Mais ce soir-là, après toutes ces émotions, il y a eu un truc magique. LE petit truc qui a sauvé sa vie et la nôtre : la musique. J'ignore qui de moi ou Fabien a eu l'idée de mettre des comptines sur l'ordinateur. Idée de génie! Plusieurs heures après notre rencontre, il souriait, il se dandinait même, il tapait des mains, il VIVAIT! Nous pouvions rire, enfin, soulagés. Ce soir-là, le 14 octobre 2013 dans une chambre d'hôtel à Hanoï, à 9510 kilomètres de Villeneuve-sur-Lot, nous avons même joué au ballon. La seule fois avant longtemps où il a tapé dans un ballon.
Ce soir-là, nous avons essayé de le faire manger. Il ne voulait pas de ces trucs mixés aux couleurs flashy. On n'en a pas fait un fromage. Nous non plus nous n'avions pas très faim. Le lendemain, aucun de nous trois ne mangera non plus. Le souffle était coupé et la faim s'était envolée. En attendant, j'avais un fils dans mes bras, un battant qui était bien décidé à nous donner une leçon. De vie.
Il s'appelle Minh Hieu, pour toujours.

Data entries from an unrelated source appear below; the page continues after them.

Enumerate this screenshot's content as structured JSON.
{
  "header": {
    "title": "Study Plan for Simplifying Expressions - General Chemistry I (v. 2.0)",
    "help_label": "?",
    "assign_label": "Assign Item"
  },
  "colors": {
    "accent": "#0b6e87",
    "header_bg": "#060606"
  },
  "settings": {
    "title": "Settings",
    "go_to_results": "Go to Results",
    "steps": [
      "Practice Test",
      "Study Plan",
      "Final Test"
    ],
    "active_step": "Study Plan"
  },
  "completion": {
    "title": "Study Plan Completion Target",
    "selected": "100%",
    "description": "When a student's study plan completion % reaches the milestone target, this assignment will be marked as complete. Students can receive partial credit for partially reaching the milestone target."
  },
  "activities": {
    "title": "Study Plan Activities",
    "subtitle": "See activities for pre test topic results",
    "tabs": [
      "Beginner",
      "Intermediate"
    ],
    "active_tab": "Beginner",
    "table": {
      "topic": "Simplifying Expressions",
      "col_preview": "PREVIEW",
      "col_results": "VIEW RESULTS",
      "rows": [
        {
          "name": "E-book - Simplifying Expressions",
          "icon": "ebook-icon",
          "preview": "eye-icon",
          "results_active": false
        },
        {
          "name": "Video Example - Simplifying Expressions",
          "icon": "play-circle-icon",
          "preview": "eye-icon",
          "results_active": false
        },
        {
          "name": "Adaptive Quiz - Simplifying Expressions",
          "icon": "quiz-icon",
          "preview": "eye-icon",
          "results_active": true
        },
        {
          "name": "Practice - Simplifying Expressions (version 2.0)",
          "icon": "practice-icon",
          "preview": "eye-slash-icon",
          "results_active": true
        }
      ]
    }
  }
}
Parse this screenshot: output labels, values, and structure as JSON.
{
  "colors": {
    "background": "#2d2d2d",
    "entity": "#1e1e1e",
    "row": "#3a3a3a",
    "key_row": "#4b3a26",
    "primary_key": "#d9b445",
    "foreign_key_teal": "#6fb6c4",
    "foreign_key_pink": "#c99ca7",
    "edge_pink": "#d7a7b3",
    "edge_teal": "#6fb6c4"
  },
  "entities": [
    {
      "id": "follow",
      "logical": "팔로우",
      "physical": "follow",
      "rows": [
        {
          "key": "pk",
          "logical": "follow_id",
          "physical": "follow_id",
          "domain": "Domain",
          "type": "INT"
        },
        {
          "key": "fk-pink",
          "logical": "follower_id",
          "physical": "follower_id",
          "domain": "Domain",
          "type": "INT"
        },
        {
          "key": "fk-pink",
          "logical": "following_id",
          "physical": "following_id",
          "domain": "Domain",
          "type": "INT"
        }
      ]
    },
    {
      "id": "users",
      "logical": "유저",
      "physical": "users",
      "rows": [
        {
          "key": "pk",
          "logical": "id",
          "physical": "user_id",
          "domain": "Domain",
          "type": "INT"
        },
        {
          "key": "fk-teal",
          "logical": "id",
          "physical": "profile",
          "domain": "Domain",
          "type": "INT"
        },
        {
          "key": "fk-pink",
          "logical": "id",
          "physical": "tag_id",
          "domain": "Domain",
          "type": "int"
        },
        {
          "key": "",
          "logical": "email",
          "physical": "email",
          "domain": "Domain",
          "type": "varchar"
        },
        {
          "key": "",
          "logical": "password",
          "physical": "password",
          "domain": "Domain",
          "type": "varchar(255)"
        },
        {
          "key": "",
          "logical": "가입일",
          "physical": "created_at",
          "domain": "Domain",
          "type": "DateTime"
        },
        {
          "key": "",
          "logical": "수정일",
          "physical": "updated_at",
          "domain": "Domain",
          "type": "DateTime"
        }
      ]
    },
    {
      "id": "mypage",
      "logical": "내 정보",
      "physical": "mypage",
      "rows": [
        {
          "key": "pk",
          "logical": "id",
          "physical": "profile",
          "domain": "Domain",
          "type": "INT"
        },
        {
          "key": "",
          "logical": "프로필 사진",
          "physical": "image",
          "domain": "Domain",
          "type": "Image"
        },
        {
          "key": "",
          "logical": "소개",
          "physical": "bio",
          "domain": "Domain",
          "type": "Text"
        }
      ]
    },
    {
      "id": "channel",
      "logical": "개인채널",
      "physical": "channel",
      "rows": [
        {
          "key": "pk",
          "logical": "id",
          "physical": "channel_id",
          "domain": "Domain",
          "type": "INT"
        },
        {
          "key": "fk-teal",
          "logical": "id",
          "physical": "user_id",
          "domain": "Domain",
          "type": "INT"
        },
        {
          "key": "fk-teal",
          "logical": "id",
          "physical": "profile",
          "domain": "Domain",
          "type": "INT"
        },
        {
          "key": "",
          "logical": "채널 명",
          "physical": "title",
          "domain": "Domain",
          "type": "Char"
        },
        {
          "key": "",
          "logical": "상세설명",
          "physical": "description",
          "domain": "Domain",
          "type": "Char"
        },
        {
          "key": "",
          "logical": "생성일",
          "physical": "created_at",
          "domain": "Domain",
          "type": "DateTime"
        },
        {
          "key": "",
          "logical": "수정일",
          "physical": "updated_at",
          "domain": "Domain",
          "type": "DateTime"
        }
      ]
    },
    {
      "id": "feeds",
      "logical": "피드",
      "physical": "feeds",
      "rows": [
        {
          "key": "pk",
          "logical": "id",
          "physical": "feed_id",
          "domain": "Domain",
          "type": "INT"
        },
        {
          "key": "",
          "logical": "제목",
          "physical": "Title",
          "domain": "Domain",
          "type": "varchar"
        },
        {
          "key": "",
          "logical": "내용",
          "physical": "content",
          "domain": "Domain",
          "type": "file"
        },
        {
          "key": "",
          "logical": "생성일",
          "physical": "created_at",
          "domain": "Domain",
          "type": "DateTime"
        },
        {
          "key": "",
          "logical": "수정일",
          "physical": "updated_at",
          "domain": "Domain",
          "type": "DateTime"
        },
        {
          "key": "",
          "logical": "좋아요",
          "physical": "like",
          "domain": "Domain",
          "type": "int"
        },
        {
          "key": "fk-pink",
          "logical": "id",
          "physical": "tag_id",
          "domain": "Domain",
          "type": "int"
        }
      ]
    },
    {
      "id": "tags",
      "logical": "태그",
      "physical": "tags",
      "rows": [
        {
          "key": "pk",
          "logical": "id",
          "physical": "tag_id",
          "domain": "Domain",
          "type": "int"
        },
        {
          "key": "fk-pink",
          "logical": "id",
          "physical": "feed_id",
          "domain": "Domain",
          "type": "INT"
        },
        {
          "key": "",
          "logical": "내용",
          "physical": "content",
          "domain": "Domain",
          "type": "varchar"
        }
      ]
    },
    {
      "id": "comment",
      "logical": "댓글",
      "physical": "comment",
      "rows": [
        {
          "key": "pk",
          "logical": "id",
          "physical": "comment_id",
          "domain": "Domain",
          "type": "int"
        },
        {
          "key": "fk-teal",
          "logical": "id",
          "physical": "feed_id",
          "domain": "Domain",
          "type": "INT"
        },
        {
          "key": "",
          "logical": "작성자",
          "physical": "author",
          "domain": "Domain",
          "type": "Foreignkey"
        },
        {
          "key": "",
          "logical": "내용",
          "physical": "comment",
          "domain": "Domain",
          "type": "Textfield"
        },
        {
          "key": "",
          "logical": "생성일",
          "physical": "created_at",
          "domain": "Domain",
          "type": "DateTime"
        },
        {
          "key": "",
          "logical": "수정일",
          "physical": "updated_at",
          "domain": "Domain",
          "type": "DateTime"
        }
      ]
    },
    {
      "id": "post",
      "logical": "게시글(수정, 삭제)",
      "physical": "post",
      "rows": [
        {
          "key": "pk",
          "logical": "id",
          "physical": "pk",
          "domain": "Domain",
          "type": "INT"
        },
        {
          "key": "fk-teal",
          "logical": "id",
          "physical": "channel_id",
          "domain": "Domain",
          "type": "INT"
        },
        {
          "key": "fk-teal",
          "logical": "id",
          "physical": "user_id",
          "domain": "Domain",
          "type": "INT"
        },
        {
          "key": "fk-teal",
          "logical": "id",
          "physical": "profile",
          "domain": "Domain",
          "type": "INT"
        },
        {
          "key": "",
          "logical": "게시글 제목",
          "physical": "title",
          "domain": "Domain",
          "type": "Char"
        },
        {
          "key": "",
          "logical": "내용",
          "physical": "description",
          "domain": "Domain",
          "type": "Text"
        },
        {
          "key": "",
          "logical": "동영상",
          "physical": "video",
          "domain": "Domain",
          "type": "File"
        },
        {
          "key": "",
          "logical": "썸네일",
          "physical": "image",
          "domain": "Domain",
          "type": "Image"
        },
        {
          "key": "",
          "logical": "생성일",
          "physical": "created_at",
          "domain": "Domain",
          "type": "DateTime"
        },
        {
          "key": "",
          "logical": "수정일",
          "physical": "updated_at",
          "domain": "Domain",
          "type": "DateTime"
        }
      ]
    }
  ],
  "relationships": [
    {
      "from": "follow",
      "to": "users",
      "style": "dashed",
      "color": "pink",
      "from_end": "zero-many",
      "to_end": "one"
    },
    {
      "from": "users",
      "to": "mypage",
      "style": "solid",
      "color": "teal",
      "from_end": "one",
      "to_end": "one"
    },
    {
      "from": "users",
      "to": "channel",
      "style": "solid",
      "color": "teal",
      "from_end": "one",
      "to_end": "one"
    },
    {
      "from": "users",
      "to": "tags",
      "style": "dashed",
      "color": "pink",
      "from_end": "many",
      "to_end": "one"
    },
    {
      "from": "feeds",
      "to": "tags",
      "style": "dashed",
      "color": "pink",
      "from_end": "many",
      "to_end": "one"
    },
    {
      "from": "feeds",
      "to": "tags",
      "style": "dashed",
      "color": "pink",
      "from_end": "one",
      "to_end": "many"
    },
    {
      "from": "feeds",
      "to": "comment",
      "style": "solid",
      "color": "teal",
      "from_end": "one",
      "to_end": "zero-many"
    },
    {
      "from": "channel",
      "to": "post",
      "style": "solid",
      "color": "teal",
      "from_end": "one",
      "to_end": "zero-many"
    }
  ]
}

Minh qui veut dire brillant, intelligent et Hieu qui signifie la piété envers ses parents. Nous avons décidé de le prénommer Marius, ce prénom chantant aux couleurs ensoleillés. Notre vie n'est pas toute rose, toute lisse, toute facile. Avoir un enfant, c'est formidable. L'avoir, lui spécialement, c'est une chance. L'avoir lui, c'est aussi un sport de haute voltige. Et bien souvent, nous nous sentons démunis. Avoir un enfant avec des séquelles n'est pas de tout repos, il faut bien le reconnaître. Mais tous les jours, je croise son regard, j'observe la perfection de ses traits, la couleur unique de ses cheveux et je me dis : "Quelle chance! Mais quelle chance!" Nous avons vécu quelque chose d'extra ordinaire. Nous avons réussi je crois, sans doute pas totalement. Réussi à devenir parents et à lui apprendre à être un enfant. Nous lui avons appris à jouer, à ne pas s'inquiéter de la quantité présente dans le frigo et les placards, à faire de bulles, à s'aimer aussi. Il a réussi à nous changer et à nous apprendre la vie. Je suis fière de lui, de ce qu'il est, de ce qu'il devient petit à petit. Tellement fière de ce garçon-là qui chante le matin au réveil et s'endort au milieu d'une chanson, qui chante dans la cour de récréation, au centre aéré, au supermarché, dans la rue, partout, partout, partout et tout le temps. C'est vrai, parfois, nous sommes soûls de l'entendre! Mais nous n'échangerions notre place pour rien au monde.
Joyeux anniversaire de famille mon chou d'amour! Et que la musique vive toujours en toi mon coeur!